Hakların Demokratik Partisi (HDP) Eş Genel Başkanı Selahattin Demirtaş, partisinin Siirt İl Örgütü, 1. Olağanüstü Kongresi’nde konuştu.

Demirtaş’ın konuşmasından satırbaşları şöyle:

“YÜREĞİMİZDE ZERRE KADAR KORKU YOK”

“Bizi demokratik siyaset alanından yok etmek için ellerinden gelini yapıyorlar. Bizim gibi bir partinin Türkiye’de demokrasinin gelişmesi için ne kadar önemli olduğunu inkar ediyorlar.

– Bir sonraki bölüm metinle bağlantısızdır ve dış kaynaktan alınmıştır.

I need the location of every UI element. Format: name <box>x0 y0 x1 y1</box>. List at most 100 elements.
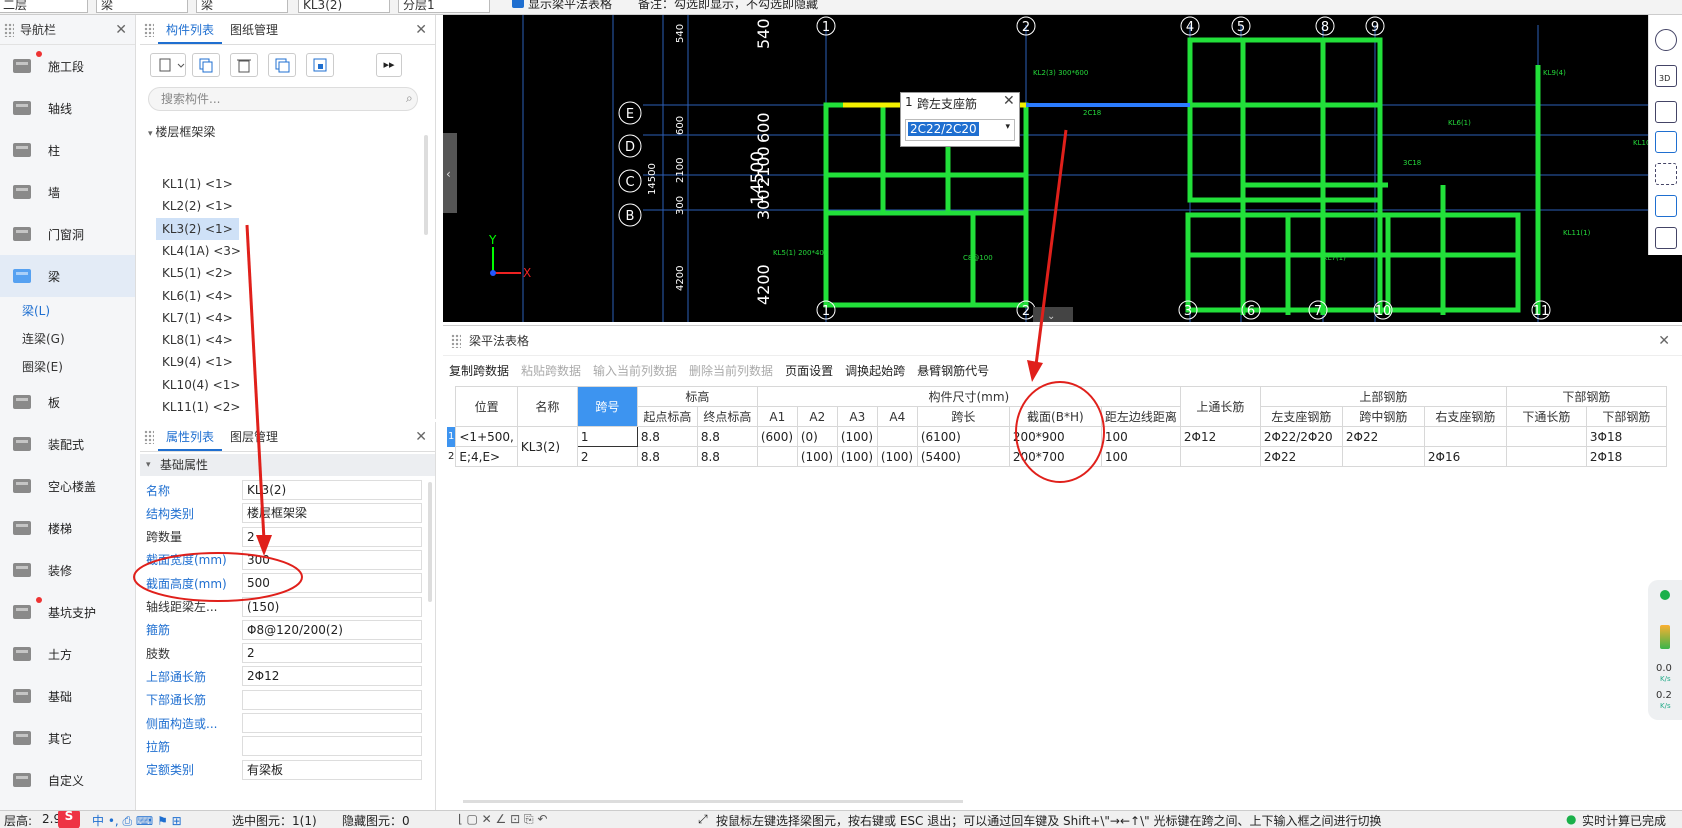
layer-view-icon[interactable] <box>1655 227 1677 249</box>
input-method-icon[interactable]: S <box>58 811 80 828</box>
snap-tool-icons[interactable]: ⌊ ▢ ✕ ∠ ⊡ ⎘ ↶ <box>458 812 547 827</box>
cell-position[interactable]: <1+500, <box>455 426 518 447</box>
table-tool-button[interactable]: 输入当前列数据 <box>593 362 677 379</box>
tree-item[interactable]: KL5(1) <2> <box>156 262 239 284</box>
nav-item-beam[interactable]: 梁 <box>0 255 135 297</box>
nav-item-slab[interactable]: 板 <box>0 381 135 423</box>
tree-item[interactable]: KL7(1) <4> <box>156 307 239 329</box>
cell-span-length[interactable]: (5400) <box>916 446 1010 467</box>
cell-span-length[interactable]: (6100) <box>916 426 1010 447</box>
cell-left-distance[interactable]: 100 <box>1100 426 1181 447</box>
table-row[interactable]: 1 <1+500, KL3(2) 1 8.8 8.8 (600) (0) (10… <box>447 426 1667 467</box>
cell-elev-start[interactable]: 8.8 <box>636 446 698 467</box>
cell-a4[interactable]: (100) <box>876 446 918 467</box>
cell-span[interactable]: 1 <box>576 426 638 447</box>
input-toolbar-icons[interactable]: 中 •, ⎙ ⌨ ⚑ ⊞ <box>92 812 182 828</box>
drag-grip-icon[interactable] <box>451 333 461 348</box>
col-header-span[interactable]: 跨号 <box>576 386 638 427</box>
nav-item-decoration[interactable]: 装修 <box>0 549 135 591</box>
close-icon[interactable]: ✕ <box>415 429 427 445</box>
copy-component-icon[interactable] <box>192 53 220 77</box>
property-value-field[interactable]: 楼层框架梁 <box>242 503 422 524</box>
cell-a2[interactable]: (0) <box>796 426 838 447</box>
cell-span[interactable]: 2 <box>576 446 638 467</box>
tab-layer-management[interactable]: 图层管理 <box>222 423 286 451</box>
cell-a1[interactable] <box>756 446 798 467</box>
type-select[interactable]: 梁 <box>196 0 288 13</box>
scrollbar[interactable] <box>424 135 428 235</box>
table-tool-button[interactable]: 调换起始跨 <box>845 362 905 379</box>
layer-copy-icon[interactable] <box>268 53 296 77</box>
chevron-down-icon[interactable]: ▾ <box>146 454 151 476</box>
property-value-field[interactable]: Φ8@120/200(2) <box>242 619 422 640</box>
nav-item-stairs[interactable]: 楼梯 <box>0 507 135 549</box>
floor-select[interactable]: 二层 <box>0 0 88 13</box>
property-value-field[interactable]: 2Φ12 <box>242 666 422 687</box>
more-icon[interactable]: ▸▸ <box>376 53 402 77</box>
cell-section[interactable]: 200*700 <box>1008 446 1102 467</box>
cell-a3[interactable]: (100) <box>836 426 878 447</box>
cell-a1[interactable]: (600) <box>756 426 798 447</box>
close-icon[interactable]: ✕ <box>415 22 427 38</box>
drag-grip-icon[interactable] <box>4 22 14 37</box>
cad-drawing-canvas[interactable]: ‹ KL2(3) 300*600 2C18 KL5(1) 200*400 KL6… <box>443 15 1682 322</box>
cell-top-through[interactable]: 2Φ12 <box>1179 426 1261 447</box>
tab-drawing-management[interactable]: 图纸管理 <box>222 16 286 44</box>
nav-item-foundation[interactable]: 基础 <box>0 675 135 717</box>
nav-item-door-window[interactable]: 门窗洞 <box>0 213 135 255</box>
nav-item-column[interactable]: 柱 <box>0 129 135 171</box>
drag-grip-icon[interactable] <box>144 23 154 37</box>
cell-right-support[interactable] <box>1423 426 1507 447</box>
table-row[interactable]: 2 E;4,E> 2 8.8 8.8 (100) (100) (100) (54… <box>447 446 1667 467</box>
nav-subitem[interactable]: 连梁(G) <box>0 325 135 353</box>
property-value-field[interactable] <box>242 713 422 733</box>
cell-mid[interactable]: 2Φ22 <box>1341 426 1425 447</box>
table-tool-button[interactable]: 页面设置 <box>785 362 833 379</box>
cell-bottom-through[interactable] <box>1505 426 1587 447</box>
nav-item-other[interactable]: 其它 <box>0 717 135 759</box>
nav-item-grid[interactable]: 轴线 <box>0 87 135 129</box>
cell-left-distance[interactable]: 100 <box>1100 446 1181 467</box>
tree-item[interactable]: KL10(4) <1> <box>156 374 246 396</box>
tree-item[interactable]: KL9(4) <1> <box>156 351 239 373</box>
property-value-field[interactable]: (150) <box>242 596 422 617</box>
property-value-field[interactable] <box>242 736 422 757</box>
cell-elev-end[interactable]: 8.8 <box>696 446 758 467</box>
rotate-icon[interactable] <box>1655 195 1677 217</box>
import-icon[interactable] <box>306 53 334 77</box>
expand-icon[interactable]: ⤢ <box>698 812 708 827</box>
nav-item-wall[interactable]: 墙 <box>0 171 135 213</box>
nav-item-prefab[interactable]: 装配式 <box>0 423 135 465</box>
cell-elev-start[interactable]: 8.8 <box>636 426 698 447</box>
tab-property-list[interactable]: 属性列表 <box>158 423 223 451</box>
orbit-icon[interactable] <box>1655 29 1677 51</box>
nav-subitem[interactable]: 梁(L) <box>0 297 135 325</box>
cell-elev-end[interactable]: 8.8 <box>696 426 758 447</box>
nav-item-earthwork[interactable]: 土方 <box>0 633 135 675</box>
cell-bottom-through[interactable] <box>1505 446 1587 467</box>
category-select[interactable]: 梁 <box>96 0 188 13</box>
cell-a4[interactable] <box>876 426 918 447</box>
nav-item-construction[interactable]: 施工段 <box>0 45 135 87</box>
layer-select[interactable]: 分层1 <box>398 0 490 13</box>
property-value-field[interactable]: KL3(2) <box>242 480 422 500</box>
table-tool-button[interactable]: 删除当前列数据 <box>689 362 773 379</box>
span-rebar-popup[interactable]: 1 跨左支座筋 ✕ 2C22/2C20 ▾ <box>900 92 1020 147</box>
search-icon[interactable]: ⌕ <box>406 91 413 106</box>
row-number[interactable]: 2 <box>447 447 456 467</box>
scrollbar[interactable] <box>428 482 432 602</box>
cell-a3[interactable]: (100) <box>836 446 878 467</box>
nav-item-pit-support[interactable]: 基坑支护 <box>0 591 135 633</box>
zoom-extents-icon[interactable] <box>1655 163 1677 185</box>
property-value-field[interactable]: 300 <box>242 549 422 570</box>
cell-name[interactable]: KL3(2) <box>516 426 578 467</box>
chevron-down-icon[interactable]: ⌄ <box>1047 311 1055 322</box>
tree-item[interactable]: KL6(1) <4> <box>156 285 239 307</box>
drag-grip-icon[interactable] <box>144 430 154 444</box>
property-value-field[interactable] <box>242 689 422 710</box>
tree-item[interactable]: KL3(2) <1> <box>156 217 239 240</box>
new-component-icon[interactable] <box>150 53 186 77</box>
cell-left-support[interactable]: 2Φ22 <box>1259 446 1343 467</box>
close-icon[interactable]: ✕ <box>1658 333 1670 349</box>
cube-icon[interactable] <box>1655 131 1677 153</box>
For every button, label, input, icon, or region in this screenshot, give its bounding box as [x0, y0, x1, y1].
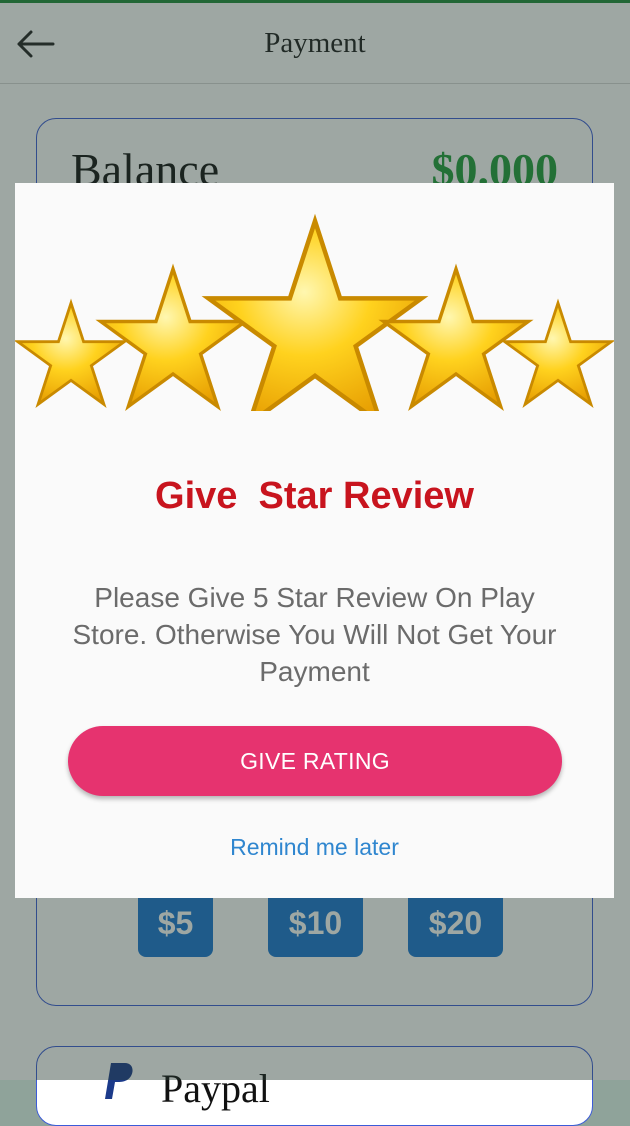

Bütün halkımız şundan emin olsunlar, dokunulmazlığın kaldırılması konusunda yüreğimizde zerre kadar korku yok. Çünkü onlar kaybedecekler. Biz kaybetmeyeceğiz. Şimdi, HDP’lilerin dokunulmazlığı kalkarsa HDP’de birileri gibi Saray’ın etrafını sarıp diz çökerek ‘Bizi affedin’ diyeceğimizi zannediyorlar.

Kusura bakmasınlar, siz bizi kendiniz gibi Saray soytarısı mı zannettiniz? Biz bugüne kadar yeryüzünde hangi güce diz çöktük ki size de diz çekeceğiz? Bizim endişemiz insanlığımıza ve ülkemize dairdir. Biz ülkenin daha kötü bir duruma gitmesinden korkuyoruz.

“BİZİ RÜŞVETTEN SUÇLAMIYORLAR”

Allaha binlerce kez şükür, utanacak bir şey yapmadık. Çok şükür bizi rüşvetten suçlamıyorlar, bizi devletin kasasını, halkın parasını çalmakla suçlamıyorlar. O zaman bu gün utanmadan huzurunuzdayız.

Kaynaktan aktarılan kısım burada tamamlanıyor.